Editing pictures is one difficult juggling act. You must balance, colours, contrast and the photos exposure in each click of the mouse and playing it safe is usually your best option for a usable image.
But remove colour out of the equation and going a bit crazy becomes more appealing.
Extremely bright or dark exposures, gradients and harsh vignetting can give the image more context, without making the image an eyesore to the viewer.
In removing colour, you’re stripping back the unnecessary aesthetic parts of the image and what is revealed is its more simpler form.
The same could be said for modified cars.
In the 50’s hot rod culture really began to take off. Engines were swapped, fenders and roof-lines were chopped, floor-pans were cut and dropped.
Stance cars and the modern builds of today have the same characteristics. When you strip back the aesthetics, it really is just a modern day hot rod, sans the 50’s vibe.
Most people would say that car culture really took off in the 1950’s, with drag racing, hot-rods and European sports cars.
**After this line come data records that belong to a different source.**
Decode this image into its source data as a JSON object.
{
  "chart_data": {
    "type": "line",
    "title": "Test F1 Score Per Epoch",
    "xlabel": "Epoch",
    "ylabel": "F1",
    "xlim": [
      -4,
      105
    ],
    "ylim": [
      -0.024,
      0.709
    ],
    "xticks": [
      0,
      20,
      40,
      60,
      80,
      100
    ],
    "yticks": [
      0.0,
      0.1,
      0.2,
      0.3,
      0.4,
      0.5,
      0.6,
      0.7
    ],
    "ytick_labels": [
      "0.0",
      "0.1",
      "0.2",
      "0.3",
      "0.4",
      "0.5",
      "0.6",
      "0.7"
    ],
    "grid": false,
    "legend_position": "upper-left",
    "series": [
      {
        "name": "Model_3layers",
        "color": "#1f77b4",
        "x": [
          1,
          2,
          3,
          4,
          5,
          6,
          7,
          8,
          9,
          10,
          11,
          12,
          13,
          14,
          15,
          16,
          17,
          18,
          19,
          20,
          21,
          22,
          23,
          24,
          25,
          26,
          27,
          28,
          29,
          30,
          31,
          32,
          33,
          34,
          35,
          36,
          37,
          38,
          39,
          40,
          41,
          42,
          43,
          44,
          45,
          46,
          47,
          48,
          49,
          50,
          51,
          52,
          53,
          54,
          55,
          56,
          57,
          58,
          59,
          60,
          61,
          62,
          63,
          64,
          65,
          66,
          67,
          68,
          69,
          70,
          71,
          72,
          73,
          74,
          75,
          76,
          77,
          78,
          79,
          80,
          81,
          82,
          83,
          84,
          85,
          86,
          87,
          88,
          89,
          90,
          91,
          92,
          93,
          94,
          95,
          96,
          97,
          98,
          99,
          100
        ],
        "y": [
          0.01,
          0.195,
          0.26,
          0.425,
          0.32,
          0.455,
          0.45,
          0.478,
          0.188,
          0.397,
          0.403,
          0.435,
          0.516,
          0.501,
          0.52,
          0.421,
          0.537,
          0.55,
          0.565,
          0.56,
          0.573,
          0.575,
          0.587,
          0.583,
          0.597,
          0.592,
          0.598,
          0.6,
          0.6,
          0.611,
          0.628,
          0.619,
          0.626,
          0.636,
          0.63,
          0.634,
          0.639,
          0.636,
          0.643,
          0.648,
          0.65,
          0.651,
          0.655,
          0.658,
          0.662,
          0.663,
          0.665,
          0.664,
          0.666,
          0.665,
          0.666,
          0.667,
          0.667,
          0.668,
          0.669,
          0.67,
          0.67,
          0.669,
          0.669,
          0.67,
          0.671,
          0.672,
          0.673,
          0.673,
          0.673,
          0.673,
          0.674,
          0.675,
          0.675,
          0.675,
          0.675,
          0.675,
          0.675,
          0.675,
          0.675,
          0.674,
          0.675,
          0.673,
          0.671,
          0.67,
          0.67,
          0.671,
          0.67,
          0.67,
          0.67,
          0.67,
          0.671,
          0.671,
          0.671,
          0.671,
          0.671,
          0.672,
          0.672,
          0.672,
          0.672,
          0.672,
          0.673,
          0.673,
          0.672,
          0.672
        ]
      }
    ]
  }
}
And they’d be right, but car culture really began back in 1895, where the first race was held. The Paris to Bordeaux and back to Paris was the seed of motorsport, a critical and essential part of our culture. This began not only the racing scene, but the modifying scene. For instance, in 1911, Ray Harroun won the Indy 500 with his Marmon Wasp, famously sporting the first rear view mirror, so he could see his competitors behind him.
Now mirrors are mandatory on every car produced.
This is a great example of how motorsport really guides not only the production of cars, but car culture itself.
Modifications like widened tires and fender flares, bucket seats, lowered suspension, turbofans, engine swaps to name a few, can be linked to motorsport and/or the hot rod culture.
So, to put it simply, ever since that first race in 1895, and the hot rod scene in the 1950’s, we haven’t really done anything different. Which makes it sound like we haven’t achieved much.
But now, let us bring some colour back into the image, the aesthetic and functional qualities of our cars back into the equation. Look at them all. The different styles, variations and purposes for our cars. Restomod, bosozoku, stance, drag, time attack, drift, classic restoration, cafe racers, choppers, donks, sleeper cars and minitrucks to name a few
The different ways we have of expressing ourselves through our cars, and how we participate in car culture. Although it’s a simple equation; swap out parts, lower and/or chop the body, copy the motorsport trends, it is one with endless possibilities, endless style. We have achieved something very few can achieve; we have expressed ourselves in ways only we could. We’ve emptied wallets, put endless blood, sweat and tears into our machines and the organisation of meets and shows so people can express themselves and meet new people. We’ve spent tired nights editing photographs, writing articles to put our culture on the map, to remember and celebrate people’s expressions and automotive fueled achievements.
When people have asked ‘Why?’, we’ve answered with ‘Why not!’ We have dared to be different in a world full of societal norms and expectations.
I challenge anyone to find a more vibrant and passionate culture. This is something we should be all proud of, regardless what the future holds.